This problem encountered me during the study of balanced Boolean functions. I was in need of constructing those balanced Boolean functions for which $\mathcal{D}_bf\ne 1$. And finding the solution to this problem got converted to finding the solution of this problem.
Let $n\geq 4$ and $\mathcal{A}\subseteq \mathbb{F}^{n}_{2}$ with $\lvert\mathcal{A}\rvert=2^{n-1}$. Let matrix$(\mathcal{A})$ be the $2^{n-1}\times n$ sized matrix obtained by assuming elements of $\mathcal{A}$ as rows. Let $set(\mathcal{B})$ be set of all the rows of matrix $\mathcal{B}$. For $\textbf{b}\in \mathbb{F}^{n}_{2}, \textbf{b}+\mathcal{A}:=\{\textbf{b}+\textbf{a} : \textbf{a}\in \mathcal{A}\}.$
$$\underline{\text{The problem is stated as follows:}}$$
Suppose $n\geq 4$ and $\mathcal{A}\subseteq \mathbb{F}^{n}_{2}$ with $\lvert\mathcal{A}\rvert=2^{n-1}$ and for every $\textbf{b}\in \mathbb{F}^{n}_{2},$ we have $\mathcal{A}\cap (\textbf{b}+\mathcal{A})\neq \emptyset.$
$\mathit{Q1.}$ Find the number of such sets $\mathcal{A}$.

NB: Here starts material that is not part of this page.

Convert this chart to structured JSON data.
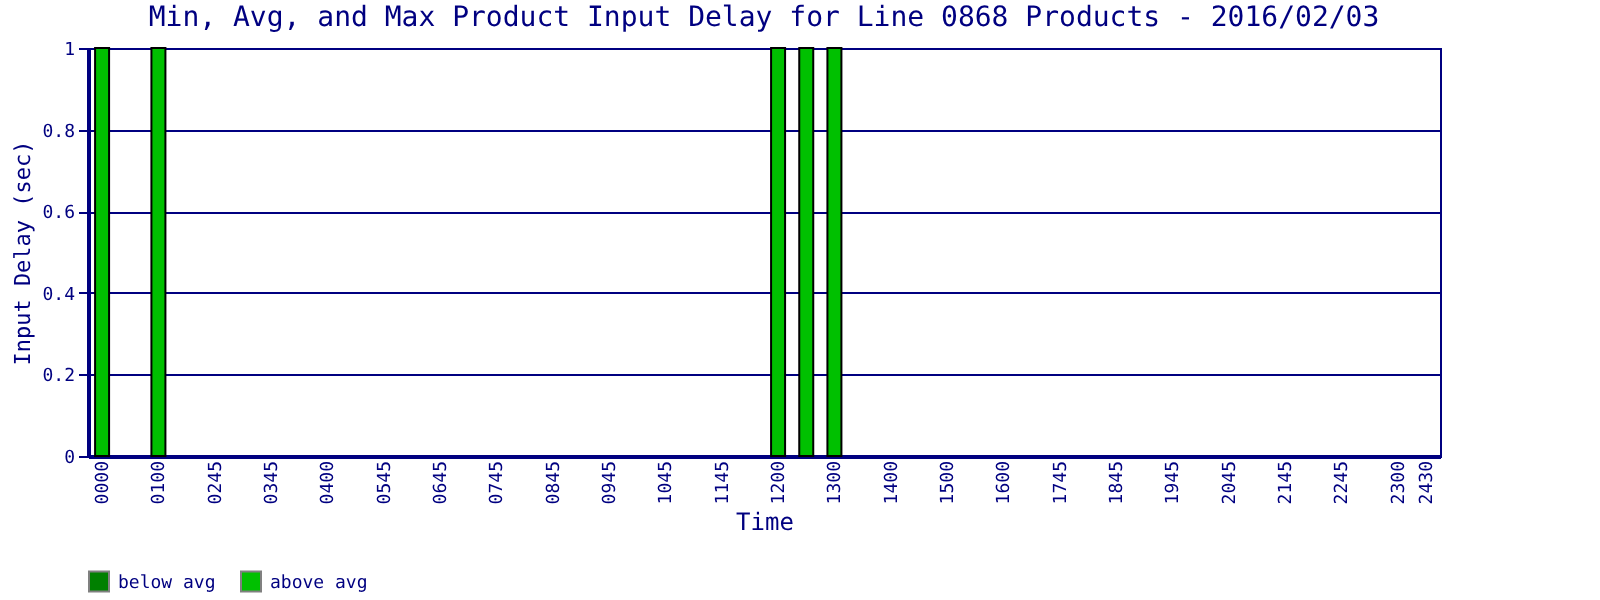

$\mathit{Q2.}$ For a given such set $\mathcal{A}$, find the number of $\mathcal{H}\in \mathcal{GL}(n, \mathbb{F}_{2})$ (where $\mathcal{GL}(n, \mathbb{F}_{2})$ is general linear group of $n*n$ matrices over $\mathbb{F}_{2}$) such that $set(matrix(\mathcal{A})*\mathcal{H})=\mathcal{A}.$
$$\underline{Example:}$$ For $n=4.$ There are $10080$ such sets $\mathcal{A}$. $\text{If}\ \mathcal {A} = \{[0 0 0 0],[1 0 0 0],[0 1 0 0],[1 1 0 0],[0 0 1 0],[1 0 1 0],[0 0 0 1],[0 1 0 1]\},$ equivalently, $$matrix(\mathcal{A})=\begin{pmatrix} 0& 0& 0& 0\\ 1& 0& 0& 0\\ 0& 1& 0& 0\\ 1& 1& 0& 0\\ 0& 0& 1& 0\\ 1& 0& 1& 0\\ 0& 0& 0& 1\\ 0& 1& 0& 1 \end{pmatrix},$$ We get $8$ matrices from $\mathcal{GL}(4, \mathbb{F}_{2}):$
$\mathcal{H}_{1}=$ $\begin{pmatrix} 1& 0& 0& 0\\ 0& 1& 0& 0\\ 0& 0& 1& 0\\ 0& 0& 0& 1\\ \end{pmatrix}$, $\mathcal{H}_{2}=$ $\begin{pmatrix} 1& 0& 0& 0\\ 0& 1& 0& 0\\ 1& 0& 1& 0\\ 0& 1& 0& 1\\ \end{pmatrix}$, $\mathcal{H}_{3}=$ $\begin{pmatrix} 1& 0& 0& 0\\ 0& 1& 0& 0\\ 0& 0& 1& 0\\ 0& 1& 0& 1\\ \end{pmatrix},$
$\mathcal{H}_{4}=$ $\begin{pmatrix} 0& 1& 0& 0\\ 1& 0& 0& 0\\ 0& 1& 0& 1\\ 0& 0& 1& 0\\ \end{pmatrix}$,
$\mathcal{H}_{5}=$ $\begin{pmatrix} 0& 1& 0& 0\\ 1& 0& 0& 0\\ 0& 0& 0& 1\\ 1& 0& 1& 0\\ \end{pmatrix}$, $\mathcal{H}_{6}=$ $\begin{pmatrix} 0& 1& 0& 0\\ 1& 0& 0& 0\\ 0& 0& 0& 1\\ 0& 0& 1& 0\\ \end{pmatrix}$, $\mathcal{H}_{7}=$ $\begin{pmatrix} 0& 1& 0& 0\\ 1& 0& 0& 0\\ 0& 1& 0& 1\\ 1& 0& 1& 0\\ \end{pmatrix},$
$\mathcal{H}_{8}=$ $\begin{pmatrix} 1& 0& 0& 0\\ 0& 1& 0& 0\\ 1& 0& 1& 0\\ 0& 0& 0& 1\\ \end{pmatrix}$
These are the precise matrices for which $set(matrix(\mathcal{A})*\mathcal{H}_i )=\mathcal{A}.$ Please help me in this regard. Thanks in advance.